Él asintió doblando una de sus rodillas, echándose hacia atrás en una postura relajada.
—Sé que Islandia es la tierra de los glaciares, pero Canadá no se queda atrás —dijo con cierto brillo en los ojos.
Es verdad. El glaciar Athabasca es más que una buena razón de peso. Pero por algún motivo Canadá había perdido todo mi amor acumulado durante mis años de universidad. Así, de repente.
—Ya, pero también hace frío como para congelarte las pestañas —intenté.
—No me preocupa.
—¿Y qué hay de los alces? —pregunté.
—¿Qué hay de ellos?
Sí, Vívica, ¿qué pasa con ellos?
—Dicen que son peligrosos.
—Entonces tendré que estudiar glaciares con otros animales —respondió Theros.

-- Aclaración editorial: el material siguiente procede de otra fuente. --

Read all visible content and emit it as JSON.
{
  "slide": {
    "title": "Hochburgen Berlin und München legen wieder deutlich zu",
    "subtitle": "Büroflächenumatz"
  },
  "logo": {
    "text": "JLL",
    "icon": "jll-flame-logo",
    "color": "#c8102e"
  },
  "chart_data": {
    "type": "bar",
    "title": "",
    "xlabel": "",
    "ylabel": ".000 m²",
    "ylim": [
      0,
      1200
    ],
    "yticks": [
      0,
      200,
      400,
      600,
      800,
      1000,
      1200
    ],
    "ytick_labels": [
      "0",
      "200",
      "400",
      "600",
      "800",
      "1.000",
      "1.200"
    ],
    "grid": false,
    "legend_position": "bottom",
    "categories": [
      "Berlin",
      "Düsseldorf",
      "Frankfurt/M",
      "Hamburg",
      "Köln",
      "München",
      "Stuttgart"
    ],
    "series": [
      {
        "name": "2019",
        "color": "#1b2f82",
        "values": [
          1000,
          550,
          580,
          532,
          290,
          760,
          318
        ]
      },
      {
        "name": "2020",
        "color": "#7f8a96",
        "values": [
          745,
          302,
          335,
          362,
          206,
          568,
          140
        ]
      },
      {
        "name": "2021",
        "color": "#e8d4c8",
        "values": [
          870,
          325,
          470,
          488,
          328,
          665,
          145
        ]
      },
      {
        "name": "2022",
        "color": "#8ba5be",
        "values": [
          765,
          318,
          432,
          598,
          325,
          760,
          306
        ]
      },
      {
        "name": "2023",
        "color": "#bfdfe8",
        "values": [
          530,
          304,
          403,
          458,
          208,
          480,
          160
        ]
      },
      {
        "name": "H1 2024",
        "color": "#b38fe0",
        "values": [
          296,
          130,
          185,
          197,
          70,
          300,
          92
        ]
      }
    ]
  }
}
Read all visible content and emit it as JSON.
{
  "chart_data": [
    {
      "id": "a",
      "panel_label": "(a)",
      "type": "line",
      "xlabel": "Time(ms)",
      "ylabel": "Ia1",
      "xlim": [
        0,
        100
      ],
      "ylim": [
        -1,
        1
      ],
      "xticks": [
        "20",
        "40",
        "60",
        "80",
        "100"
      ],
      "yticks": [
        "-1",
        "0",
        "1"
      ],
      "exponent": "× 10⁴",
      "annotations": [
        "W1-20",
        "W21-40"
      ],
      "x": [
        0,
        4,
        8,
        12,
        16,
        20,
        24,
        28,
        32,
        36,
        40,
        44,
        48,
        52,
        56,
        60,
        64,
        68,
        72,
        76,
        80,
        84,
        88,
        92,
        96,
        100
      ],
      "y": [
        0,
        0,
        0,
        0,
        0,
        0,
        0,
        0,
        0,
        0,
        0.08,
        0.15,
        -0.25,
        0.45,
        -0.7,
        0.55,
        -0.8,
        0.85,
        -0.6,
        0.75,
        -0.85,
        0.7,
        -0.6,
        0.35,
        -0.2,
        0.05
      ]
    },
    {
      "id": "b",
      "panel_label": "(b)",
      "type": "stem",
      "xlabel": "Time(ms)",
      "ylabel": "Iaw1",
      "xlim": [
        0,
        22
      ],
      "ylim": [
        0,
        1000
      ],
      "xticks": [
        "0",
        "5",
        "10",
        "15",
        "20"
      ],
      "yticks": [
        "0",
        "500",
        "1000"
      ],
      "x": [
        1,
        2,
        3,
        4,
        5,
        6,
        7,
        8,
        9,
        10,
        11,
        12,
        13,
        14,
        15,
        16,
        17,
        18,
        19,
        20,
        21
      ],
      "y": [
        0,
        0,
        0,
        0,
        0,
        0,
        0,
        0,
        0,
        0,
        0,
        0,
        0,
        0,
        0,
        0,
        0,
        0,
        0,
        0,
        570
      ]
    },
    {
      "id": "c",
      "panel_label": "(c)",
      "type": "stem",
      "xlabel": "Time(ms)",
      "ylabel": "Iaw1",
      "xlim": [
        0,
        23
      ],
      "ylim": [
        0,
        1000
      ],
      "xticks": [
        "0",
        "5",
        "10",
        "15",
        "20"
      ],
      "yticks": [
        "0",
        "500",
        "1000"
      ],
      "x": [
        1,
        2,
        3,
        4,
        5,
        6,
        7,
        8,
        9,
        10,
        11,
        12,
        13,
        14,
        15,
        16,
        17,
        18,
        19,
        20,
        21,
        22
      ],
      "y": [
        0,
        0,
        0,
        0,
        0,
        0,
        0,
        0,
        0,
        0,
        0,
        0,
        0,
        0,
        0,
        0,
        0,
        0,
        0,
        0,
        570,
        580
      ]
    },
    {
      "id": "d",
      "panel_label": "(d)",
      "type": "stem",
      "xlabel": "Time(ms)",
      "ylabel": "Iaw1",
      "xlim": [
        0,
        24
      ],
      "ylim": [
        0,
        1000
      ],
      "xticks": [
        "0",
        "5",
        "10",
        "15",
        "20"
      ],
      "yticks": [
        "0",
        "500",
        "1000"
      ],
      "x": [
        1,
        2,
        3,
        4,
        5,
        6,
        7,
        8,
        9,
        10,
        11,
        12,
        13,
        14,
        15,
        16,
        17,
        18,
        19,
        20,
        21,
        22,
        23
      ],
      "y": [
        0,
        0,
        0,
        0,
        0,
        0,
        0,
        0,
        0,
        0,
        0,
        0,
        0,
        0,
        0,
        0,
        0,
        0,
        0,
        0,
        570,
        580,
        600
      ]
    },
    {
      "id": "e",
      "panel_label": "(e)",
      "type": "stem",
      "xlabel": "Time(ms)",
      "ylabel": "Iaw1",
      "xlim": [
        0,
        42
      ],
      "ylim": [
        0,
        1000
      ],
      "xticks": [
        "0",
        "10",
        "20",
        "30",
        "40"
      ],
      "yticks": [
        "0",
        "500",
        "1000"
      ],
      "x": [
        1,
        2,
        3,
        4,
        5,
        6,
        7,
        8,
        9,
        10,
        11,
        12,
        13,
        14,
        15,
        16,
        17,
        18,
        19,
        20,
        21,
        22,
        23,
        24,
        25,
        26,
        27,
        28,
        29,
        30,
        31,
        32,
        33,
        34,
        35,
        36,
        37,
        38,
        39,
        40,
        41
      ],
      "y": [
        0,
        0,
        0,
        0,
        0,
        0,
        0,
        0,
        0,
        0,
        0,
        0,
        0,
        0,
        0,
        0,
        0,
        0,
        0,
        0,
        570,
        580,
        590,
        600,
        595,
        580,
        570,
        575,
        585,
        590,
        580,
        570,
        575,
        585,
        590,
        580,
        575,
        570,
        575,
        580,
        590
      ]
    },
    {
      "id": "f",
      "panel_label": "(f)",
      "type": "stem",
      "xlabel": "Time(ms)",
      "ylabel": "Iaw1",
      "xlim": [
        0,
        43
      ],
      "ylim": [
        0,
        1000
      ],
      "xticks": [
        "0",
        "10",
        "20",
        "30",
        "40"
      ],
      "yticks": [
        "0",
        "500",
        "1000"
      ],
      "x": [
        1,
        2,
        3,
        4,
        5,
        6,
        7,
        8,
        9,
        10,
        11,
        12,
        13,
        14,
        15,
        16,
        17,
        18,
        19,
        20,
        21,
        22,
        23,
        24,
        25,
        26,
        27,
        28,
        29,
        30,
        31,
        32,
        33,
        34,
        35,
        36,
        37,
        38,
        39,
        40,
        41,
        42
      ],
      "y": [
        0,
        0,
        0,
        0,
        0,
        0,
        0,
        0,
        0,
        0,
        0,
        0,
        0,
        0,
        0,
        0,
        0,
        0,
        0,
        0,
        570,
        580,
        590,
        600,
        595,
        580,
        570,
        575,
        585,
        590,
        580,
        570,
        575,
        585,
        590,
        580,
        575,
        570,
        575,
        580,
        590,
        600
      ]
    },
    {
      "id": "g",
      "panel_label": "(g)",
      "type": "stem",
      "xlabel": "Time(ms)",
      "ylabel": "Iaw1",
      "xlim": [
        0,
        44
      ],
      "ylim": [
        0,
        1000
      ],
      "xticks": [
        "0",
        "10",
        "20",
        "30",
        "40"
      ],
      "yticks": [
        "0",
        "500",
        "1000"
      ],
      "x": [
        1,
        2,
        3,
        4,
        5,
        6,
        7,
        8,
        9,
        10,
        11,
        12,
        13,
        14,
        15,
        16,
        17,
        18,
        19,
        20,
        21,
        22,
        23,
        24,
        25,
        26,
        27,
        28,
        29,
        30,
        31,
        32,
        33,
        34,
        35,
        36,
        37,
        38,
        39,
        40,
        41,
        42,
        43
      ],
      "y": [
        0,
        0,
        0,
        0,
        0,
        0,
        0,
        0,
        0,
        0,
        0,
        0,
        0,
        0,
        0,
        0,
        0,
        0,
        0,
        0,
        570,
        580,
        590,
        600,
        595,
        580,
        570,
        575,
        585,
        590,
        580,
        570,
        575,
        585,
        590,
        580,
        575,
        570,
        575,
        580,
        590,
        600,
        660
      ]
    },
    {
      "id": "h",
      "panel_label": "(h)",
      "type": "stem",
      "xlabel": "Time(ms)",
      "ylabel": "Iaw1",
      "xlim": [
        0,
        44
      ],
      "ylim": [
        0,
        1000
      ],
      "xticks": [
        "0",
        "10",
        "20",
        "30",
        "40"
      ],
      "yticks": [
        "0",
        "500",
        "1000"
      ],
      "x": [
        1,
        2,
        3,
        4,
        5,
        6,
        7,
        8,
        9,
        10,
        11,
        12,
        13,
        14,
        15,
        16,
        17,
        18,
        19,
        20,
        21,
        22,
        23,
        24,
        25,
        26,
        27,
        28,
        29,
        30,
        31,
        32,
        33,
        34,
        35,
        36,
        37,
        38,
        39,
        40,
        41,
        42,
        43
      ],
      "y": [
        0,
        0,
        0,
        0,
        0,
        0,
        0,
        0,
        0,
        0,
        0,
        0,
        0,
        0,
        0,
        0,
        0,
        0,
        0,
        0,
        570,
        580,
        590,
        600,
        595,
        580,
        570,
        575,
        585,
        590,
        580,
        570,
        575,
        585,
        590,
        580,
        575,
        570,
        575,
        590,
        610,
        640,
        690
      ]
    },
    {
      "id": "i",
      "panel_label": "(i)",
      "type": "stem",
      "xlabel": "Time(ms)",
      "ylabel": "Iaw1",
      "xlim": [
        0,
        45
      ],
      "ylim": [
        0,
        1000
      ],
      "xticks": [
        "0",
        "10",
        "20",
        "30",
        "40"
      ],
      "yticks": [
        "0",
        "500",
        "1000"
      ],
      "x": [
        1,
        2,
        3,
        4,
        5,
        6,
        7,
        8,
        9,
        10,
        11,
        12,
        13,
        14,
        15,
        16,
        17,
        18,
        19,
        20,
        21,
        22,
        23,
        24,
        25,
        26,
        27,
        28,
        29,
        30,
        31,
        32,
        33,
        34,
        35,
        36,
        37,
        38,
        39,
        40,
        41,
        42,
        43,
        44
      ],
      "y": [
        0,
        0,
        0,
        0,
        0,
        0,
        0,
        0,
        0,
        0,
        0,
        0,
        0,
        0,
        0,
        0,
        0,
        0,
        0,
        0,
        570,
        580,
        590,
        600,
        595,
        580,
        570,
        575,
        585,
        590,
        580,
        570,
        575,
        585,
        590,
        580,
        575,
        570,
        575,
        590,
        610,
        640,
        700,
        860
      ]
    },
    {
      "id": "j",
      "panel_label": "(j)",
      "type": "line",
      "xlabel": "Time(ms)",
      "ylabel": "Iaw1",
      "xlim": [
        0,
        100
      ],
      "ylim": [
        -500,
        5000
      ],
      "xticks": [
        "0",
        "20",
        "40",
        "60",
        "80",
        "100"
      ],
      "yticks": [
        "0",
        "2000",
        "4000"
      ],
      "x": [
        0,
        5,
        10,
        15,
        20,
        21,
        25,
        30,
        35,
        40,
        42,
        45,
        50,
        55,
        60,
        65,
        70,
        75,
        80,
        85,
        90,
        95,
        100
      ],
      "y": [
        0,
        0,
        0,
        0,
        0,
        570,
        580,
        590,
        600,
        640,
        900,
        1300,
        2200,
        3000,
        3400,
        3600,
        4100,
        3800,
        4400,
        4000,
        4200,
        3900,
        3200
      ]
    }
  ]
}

Si haces un comentario ridículo te mereces que se rían de ti. Ok.
—¿Y qué hay de ti? —preguntó.
—Me gustaría viajar, pero mi hogar siempre estará aquí.
—¿En Columbia?
Me tomé la libertad de darle un golpe en el brazo.
—Lo entiendo —dijo después de soltar una melodiosa y masculina carcajada que se me antojo demasiado corta.
Qué agradable es.
—¿Y no te resultará difícil dejar aquí a tu familia?
—Sí —admitió—, mucho. Pero aun así siento que debo hacerlo. Que quiero hacerlo.
Este rebosa determinación. Un arma tan poderosa y atractiva como la confianza en uno mismo.
—Bueno, así podré decir que conozco a alguien en Canadá.
—¿Hablas de algún alce?
Me vi tentada a pegarle de nuevo, pero no lo hice. Has cruzado mis límites Makeland. Esta vez hice algo distinto. Le miré. Pero no de cualquier forma, sino de esa que siempre conseguía que el chico con el que hablaba se acercara a besarme. Con él no funcionó.
—¿Tengo algo en la cara? —preguntó con un tono masculino aún más grave que el que había estado utilizando el resto de la conversación.
Asentí y mis ojos siguieron sobre los suyos. Tentados a bajar hasta sus labios. Pero no podía perderme detalle de su reacción, así que no lo hice. Me incliné hacia él. Esto es lo que tiene que fallar. No habrá química. La que siento se evaporará cuando reduzca la distancia a cero. Estoy segura. Theros se quedó muy quieto al principio, pero en seguida su cabeza se ladeó acercando sus labios a los míos. Entonces sí los miré. Sentí la garganta seca en el preciso instante en que ninguno de los dos se movió. La tensión electrificó el ambiente y mi cuerpo. Me mordí el labio deseando que lo hiciera él y… funcionó. No me hicieron falta más que un par de segundos para saber dos cosas. La primera, besaba muy bien. La segunda, la química no solo no desapareció sino que se multiplicó por un millón generándome calambrazos por todo el cuerpo. Es decir, tengo serios problemas. Una de sus manos llegó hasta mi mejilla para atraerme hacia él. No opuse resistencia. De hecho, me incliné un poco hacia su cuerpo de tal forma que ambos se tocaran. Sus labios se movieron contra los míos de un modo delicioso. ¿Cómo huele tan bien? Es una mezcla que no soy capaz de identificar, pero que no me importaría pasarme el rato intentándolo. No me pasó por alto el detalle de que parecía no atreverse a tocarme en exceso. Me gustó y me pareció tierno, porque estaba claro que lo hacía por respeto. No estoy acostumbrada a esto. Para nada. Hubiera sonreído si no fuera porque profundizamos el beso y perdí la capacidad de hacer algo que no fuera devolverle lo que me daba. Soltar las riendas del caballo de mis emociones. Su mano seguía cálida en mi mejilla y me transmitía una especie de… sentimiento protector. Todo lo que hacía me gustaba.
Lo malo era, que sabía que no volvería a repetirse.